Keeping Astro Sustainable

All of this is only possible because of our amazing sponsors. Thank you to Netlify, Vercel, DivRIOTS, Monogram, Stackup, Qoddi, Sentry, and the 30 other individual backers of our Open Collective. With your support, we have been able to raise almost $30,000 over the last year for our community.

100% of all raised money goes back to our community and the open-source dependencies that we depend on. The two initiatives described above are the main ways that we do that, but we are always experimenting with improving.
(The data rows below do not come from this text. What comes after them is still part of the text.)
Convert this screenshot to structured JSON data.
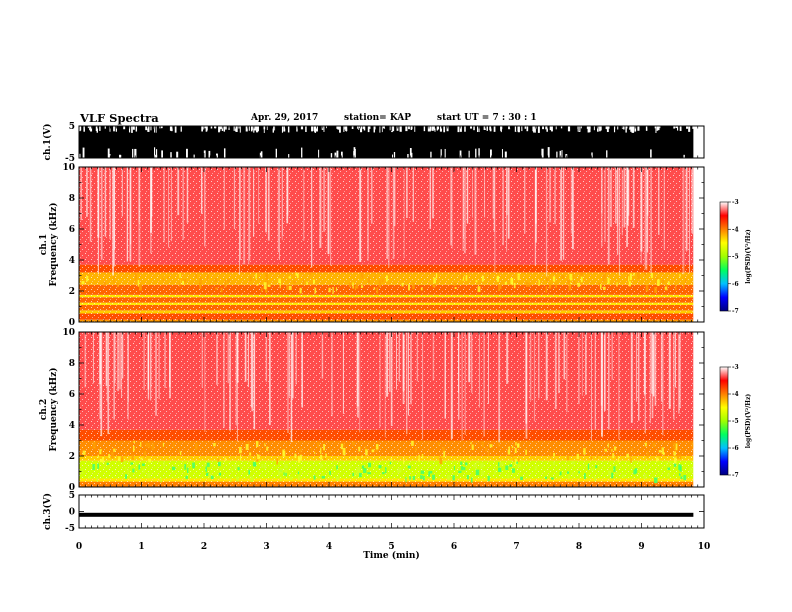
{
  "header": {
    "title": "VLF Spectra",
    "date": "Apr. 29, 2017",
    "station": "station= KAP",
    "start": "start  UT  =   7 : 30 : 1"
  },
  "chart_data": [
    {
      "type": "line",
      "panel": "ch1-waveform",
      "ylabel": "ch.1(V)",
      "ylim": [
        -5,
        5
      ],
      "yticks": [
        "5",
        "-5"
      ],
      "xlim": [
        0,
        10
      ],
      "data_end_min": 9.83,
      "description_values": {
        "baseline_v": 0.5,
        "min_v": -5,
        "max_v": 5
      }
    },
    {
      "type": "heatmap",
      "panel": "ch1-spectrogram",
      "ylabel": "ch.1\nFrequency  (kHz)",
      "ylim": [
        0,
        10
      ],
      "yticks": [
        "0",
        "2",
        "4",
        "6",
        "8",
        "10"
      ],
      "xlim": [
        0,
        10
      ],
      "data_end_min": 9.83,
      "bands_khz": [
        {
          "from": 0.0,
          "to": 0.15,
          "level": -4.1
        },
        {
          "from": 0.15,
          "to": 0.55,
          "level": -3.8
        },
        {
          "from": 0.55,
          "to": 0.75,
          "level": -4.3
        },
        {
          "from": 0.75,
          "to": 1.1,
          "level": -3.9
        },
        {
          "from": 1.1,
          "to": 1.25,
          "level": -4.4
        },
        {
          "from": 1.25,
          "to": 1.6,
          "level": -3.9
        },
        {
          "from": 1.6,
          "to": 1.75,
          "level": -4.4
        },
        {
          "from": 1.75,
          "to": 2.4,
          "level": -3.9
        },
        {
          "from": 2.4,
          "to": 3.2,
          "level": -4.2
        },
        {
          "from": 3.2,
          "to": 3.7,
          "level": -3.8
        },
        {
          "from": 3.7,
          "to": 10.0,
          "level": -3.35
        }
      ]
    },
    {
      "type": "heatmap",
      "panel": "ch2-spectrogram",
      "ylabel": "ch.2\nFrequency  (kHz)",
      "ylim": [
        0,
        10
      ],
      "yticks": [
        "0",
        "2",
        "4",
        "6",
        "8",
        "10"
      ],
      "xlim": [
        0,
        10
      ],
      "data_end_min": 9.83,
      "bands_khz": [
        {
          "from": 0.0,
          "to": 0.35,
          "level": -4.0
        },
        {
          "from": 0.35,
          "to": 0.55,
          "level": -4.4
        },
        {
          "from": 0.55,
          "to": 1.7,
          "level": -4.75
        },
        {
          "from": 1.7,
          "to": 2.0,
          "level": -4.3
        },
        {
          "from": 2.0,
          "to": 3.0,
          "level": -4.05
        },
        {
          "from": 3.0,
          "to": 3.7,
          "level": -3.8
        },
        {
          "from": 3.7,
          "to": 10.0,
          "level": -3.35
        }
      ]
    },
    {
      "type": "line",
      "panel": "ch3-waveform",
      "ylabel": "ch.3(V)",
      "ylim": [
        -5,
        5
      ],
      "yticks": [
        "5",
        "0",
        "-5"
      ],
      "xlim": [
        0,
        10
      ],
      "data_end_min": 9.83,
      "description_values": {
        "constant_v": -1.0
      }
    }
  ],
  "xaxis": {
    "label": "Time  (min)",
    "ticks": [
      "0",
      "1",
      "2",
      "3",
      "4",
      "5",
      "6",
      "7",
      "8",
      "9",
      "10"
    ]
  },
  "colorbar": {
    "label": "log(PSD)(V²/Hz)",
    "range": [
      -7,
      -3
    ],
    "ticks": [
      "-3",
      "-4",
      "-5",
      "-6",
      "-7"
    ],
    "colors": [
      "#000080",
      "#0000ff",
      "#00c0ff",
      "#00ff60",
      "#a0ff00",
      "#ffff00",
      "#ff8000",
      "#ff0000",
      "#ffffff"
    ]
  }
}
In 1-2 unique situations we have experimented with allowing contributors to contract with us if they couldn’t otherwise contribute due to financial constraints.

Employees of The Astro Technology Company — the organization that was formed back in January to sustain the long-term growth and development of Astro — are not eligible for these sponsorship funds. This is part of our commitment to our sponsors (and our larger community) that 100% of all donations and sponsorships go directly into initiatives that support open source development.

Going Forward

Thank you again to all of our 400+ active Discord community member, who make this project such a joy to work on every day. I know enjoying your work to that level sounds cliche, but with this project I really mean it.

If you found this post interesting, consider sponsoring Astro. We welcome individual contributions, but really encourage corporate sponsorship if at all possible. Check out our Open Collective to learn more.

If you have ideas about open source sustainability or are just interested in discussing the topic more, please reach out on Discord. Feel free to start a conversation or make a suggestion to us in our #suggestions channel.


[1] This number may be out of date. I last checked back in 2019, based on the list of 1000 most downloaded packages, based on download count, and checked each one for a funding source of any kind. 80% of those 1000 packages did not list a funding source.